Ebenso gibt es jüdische und nichtjüdische Parallelen zur Goldenen Regel (Mt 7,12), zu den zwei Wegen (Mt 7,13f.) und zu zahlreichen weiteren Aspekten von Jesu Lehre auf dem Berg.

Das alles macht deutlich: Matthäus schöpft aus einer reichen Tradition der jüdischen Schriften und ihrer Auslegung. Matthäus erweist sich in seinem gesamten Werk, aber auch und besonders in der Rede auf dem Berg als ein ausgezeichneter Kenner der Tora, der prophetischen Schriften, der Psalmen und anderer Schriften, die heute zur Bibel gehören. Er kannte vermutlich nicht jede einzelne der anderen Schriften, auf die ich verwiesen habe. Aber diese Schriften sind Ausdruck jüdischer Diskussionen um die Schriftauslegung, die zu seiner Zeit geführt wurden und mit denen er sich auseinandersetzt.

Innerhalb dieser Diskussionen stellt Matthäus seinen Jesus in dieser wohlkomponierten Rede als einen überzeugenden jüdischen Lehrer dar, der gegenüber anderen Schriftinterpretationen seine Auslegung des Gotteswillens vorträgt und dabei durchaus auch pointiert Stellung bezieht. Dabei scheint die Verwurzelung in der jüdischen Tradition und die Auseinandersetzung mit der jüdischen Tradition klarer erkennbar als eine direkte Auseinandersetzung mit außerjüdischen ethischen Positionen. Allerdings ist dabei wiederum zu berücksichtigen, dass die jüdischen Diskussionen nicht völlig unabhängig von nichtjüdischen Diskussionen geführt wurden und umgekehrt.

Wenn wir nach besonderen Akzenten von Jesu Lehre auf dem Berg bei Matthäus suchen, dann scheinen sie mir vor allem in der konkreten Komposition der Rede mit ihrer rhetorischen Gestaltung, in der Art und Weise, wie Jesus inmitten der Diskussionen Stellung bezieht, und vor allem in der Einordnung in die Botschaft vom anbrechenden Reich Gottes zu liegen. Denn wenn Gottes neue Welt jetzt im Kommen begriffen ist, und wenn Gott sich jetzt den Menschen in besonderer Weise zuwendet, dann kann (und muss) diesem Gottesreich entsprechend gehandelt werden. Wie das geht, entfaltet der matthäische Jesus in seiner Lehre auf dem Berg. Dass dabei nicht alles neu erfunden werden muss, zeigt schon die erstaunliche Tatsache, dass nirgendwo in Mt 5–7 der Begriff „neu“ begegnet – auch nicht im Abschluss der Rede in Mt 7,28f. Dies ist umso erstaunlicher, als in der Markus-Vorlage zu diesen Abschlussversen (Mk 1,22.27) noch von einer „neuen Lehre“ Jesu die Rede gewesen war. Dieser Aspekt findet bei Matthäus keine Aufnahme.

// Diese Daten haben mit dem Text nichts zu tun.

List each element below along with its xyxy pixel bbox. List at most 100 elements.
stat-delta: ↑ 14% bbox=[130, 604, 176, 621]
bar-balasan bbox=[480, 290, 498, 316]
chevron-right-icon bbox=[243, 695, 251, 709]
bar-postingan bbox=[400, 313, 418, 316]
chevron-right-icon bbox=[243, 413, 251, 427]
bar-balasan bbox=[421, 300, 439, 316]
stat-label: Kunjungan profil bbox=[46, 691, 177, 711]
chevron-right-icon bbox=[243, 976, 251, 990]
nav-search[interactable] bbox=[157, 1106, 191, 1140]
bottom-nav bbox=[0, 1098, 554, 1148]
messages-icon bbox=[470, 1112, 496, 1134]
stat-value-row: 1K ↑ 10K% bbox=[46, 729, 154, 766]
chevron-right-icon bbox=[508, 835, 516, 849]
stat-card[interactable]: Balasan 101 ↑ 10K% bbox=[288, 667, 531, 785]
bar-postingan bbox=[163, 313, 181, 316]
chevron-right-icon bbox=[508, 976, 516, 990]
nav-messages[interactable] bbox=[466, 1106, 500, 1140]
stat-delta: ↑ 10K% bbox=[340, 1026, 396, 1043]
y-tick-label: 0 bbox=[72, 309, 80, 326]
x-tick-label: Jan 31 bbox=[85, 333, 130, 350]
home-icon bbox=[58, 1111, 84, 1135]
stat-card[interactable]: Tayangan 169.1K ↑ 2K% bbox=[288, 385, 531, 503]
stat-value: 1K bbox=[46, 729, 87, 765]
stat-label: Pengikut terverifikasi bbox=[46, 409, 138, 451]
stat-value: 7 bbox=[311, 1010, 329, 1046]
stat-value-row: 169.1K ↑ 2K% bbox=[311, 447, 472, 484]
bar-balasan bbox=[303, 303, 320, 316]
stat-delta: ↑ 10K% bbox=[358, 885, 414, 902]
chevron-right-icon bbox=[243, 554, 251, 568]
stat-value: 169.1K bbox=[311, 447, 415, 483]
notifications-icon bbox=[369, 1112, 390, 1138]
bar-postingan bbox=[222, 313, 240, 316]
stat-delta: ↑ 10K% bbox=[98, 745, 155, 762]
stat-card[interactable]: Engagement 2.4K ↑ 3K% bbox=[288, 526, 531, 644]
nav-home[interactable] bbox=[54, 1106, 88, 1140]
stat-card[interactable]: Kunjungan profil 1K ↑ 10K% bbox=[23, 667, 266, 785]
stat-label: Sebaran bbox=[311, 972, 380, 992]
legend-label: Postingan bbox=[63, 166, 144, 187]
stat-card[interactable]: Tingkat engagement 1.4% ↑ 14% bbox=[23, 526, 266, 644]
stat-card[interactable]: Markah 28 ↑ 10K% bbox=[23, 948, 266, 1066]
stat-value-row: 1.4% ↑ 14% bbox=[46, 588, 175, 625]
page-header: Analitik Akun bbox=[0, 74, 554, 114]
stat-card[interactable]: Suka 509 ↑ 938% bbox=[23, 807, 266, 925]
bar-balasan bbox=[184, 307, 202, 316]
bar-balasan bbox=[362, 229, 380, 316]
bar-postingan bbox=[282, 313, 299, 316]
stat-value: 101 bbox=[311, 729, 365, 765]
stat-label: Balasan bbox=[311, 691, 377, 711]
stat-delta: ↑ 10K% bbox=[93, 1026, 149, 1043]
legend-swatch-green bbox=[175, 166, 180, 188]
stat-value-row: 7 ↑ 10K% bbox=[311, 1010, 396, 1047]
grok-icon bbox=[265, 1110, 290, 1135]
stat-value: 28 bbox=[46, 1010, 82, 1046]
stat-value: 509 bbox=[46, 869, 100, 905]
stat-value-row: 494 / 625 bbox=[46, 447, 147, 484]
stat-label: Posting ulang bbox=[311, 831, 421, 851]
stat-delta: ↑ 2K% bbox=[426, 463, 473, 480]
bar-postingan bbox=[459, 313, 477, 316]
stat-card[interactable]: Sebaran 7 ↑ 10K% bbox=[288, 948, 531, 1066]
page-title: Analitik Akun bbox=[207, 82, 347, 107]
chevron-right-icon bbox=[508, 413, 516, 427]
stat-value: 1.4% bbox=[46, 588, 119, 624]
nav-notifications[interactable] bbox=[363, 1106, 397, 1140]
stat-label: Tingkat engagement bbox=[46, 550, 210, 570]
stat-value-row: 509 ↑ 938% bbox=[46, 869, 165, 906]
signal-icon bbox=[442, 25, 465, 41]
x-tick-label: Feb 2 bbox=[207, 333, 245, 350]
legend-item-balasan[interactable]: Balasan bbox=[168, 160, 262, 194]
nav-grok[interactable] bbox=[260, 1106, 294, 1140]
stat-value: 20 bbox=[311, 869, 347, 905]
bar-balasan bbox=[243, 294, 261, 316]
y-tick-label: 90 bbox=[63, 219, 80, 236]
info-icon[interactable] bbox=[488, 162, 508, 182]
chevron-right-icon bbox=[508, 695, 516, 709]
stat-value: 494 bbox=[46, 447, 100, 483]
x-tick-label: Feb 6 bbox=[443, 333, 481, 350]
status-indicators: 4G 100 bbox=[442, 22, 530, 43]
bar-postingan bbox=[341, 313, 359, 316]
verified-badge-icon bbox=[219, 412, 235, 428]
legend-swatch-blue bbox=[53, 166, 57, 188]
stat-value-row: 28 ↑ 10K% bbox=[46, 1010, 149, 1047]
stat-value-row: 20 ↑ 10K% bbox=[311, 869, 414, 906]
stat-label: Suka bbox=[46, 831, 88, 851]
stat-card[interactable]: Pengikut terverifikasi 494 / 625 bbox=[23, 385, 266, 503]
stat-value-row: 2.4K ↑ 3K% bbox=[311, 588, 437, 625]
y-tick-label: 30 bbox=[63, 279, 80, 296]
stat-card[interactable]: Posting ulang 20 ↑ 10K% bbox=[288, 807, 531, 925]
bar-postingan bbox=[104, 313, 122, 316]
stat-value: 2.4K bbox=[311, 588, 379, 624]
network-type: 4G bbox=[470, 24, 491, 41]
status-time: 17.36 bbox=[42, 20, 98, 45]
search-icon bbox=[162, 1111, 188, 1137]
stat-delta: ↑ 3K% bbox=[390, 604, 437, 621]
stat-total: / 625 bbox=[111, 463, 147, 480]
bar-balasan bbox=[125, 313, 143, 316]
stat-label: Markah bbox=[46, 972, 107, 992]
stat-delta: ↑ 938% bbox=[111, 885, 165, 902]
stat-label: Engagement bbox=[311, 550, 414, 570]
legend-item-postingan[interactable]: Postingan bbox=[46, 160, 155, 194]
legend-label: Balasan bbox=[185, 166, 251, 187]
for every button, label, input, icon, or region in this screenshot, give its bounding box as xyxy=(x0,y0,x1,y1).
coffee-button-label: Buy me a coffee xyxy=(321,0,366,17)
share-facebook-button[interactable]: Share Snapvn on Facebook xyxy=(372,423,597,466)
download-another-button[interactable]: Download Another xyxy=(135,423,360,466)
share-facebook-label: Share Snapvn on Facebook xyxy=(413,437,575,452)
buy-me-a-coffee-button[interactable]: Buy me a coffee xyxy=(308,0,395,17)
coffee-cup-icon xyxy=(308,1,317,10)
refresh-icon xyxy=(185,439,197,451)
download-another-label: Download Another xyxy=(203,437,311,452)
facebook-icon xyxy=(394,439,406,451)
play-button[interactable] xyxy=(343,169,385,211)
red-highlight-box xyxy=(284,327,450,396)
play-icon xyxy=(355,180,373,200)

Vielleicht ist es also gar nicht die Absicht des Matthäus, die Lehre Jesu als neu und nie dagewesen zu präsentieren. Vielmehr gilt für den Tora-Lehrer Jesus in viel größerem Maße das, was Matthäus wohl über sich selbst als Schriftgelehrten, der ein Jünger des Himmelreiches geworden ist, schreibt: dass er „aus seinem Schatz Neues und Altes hervorholt“ (Mt 13,52). Neues – ja! Aber der Schatz, das ist der Schatz der Tora und der Propheten, der Schatz der jüdischen Schriften und die Tradition ihrer Auslegung.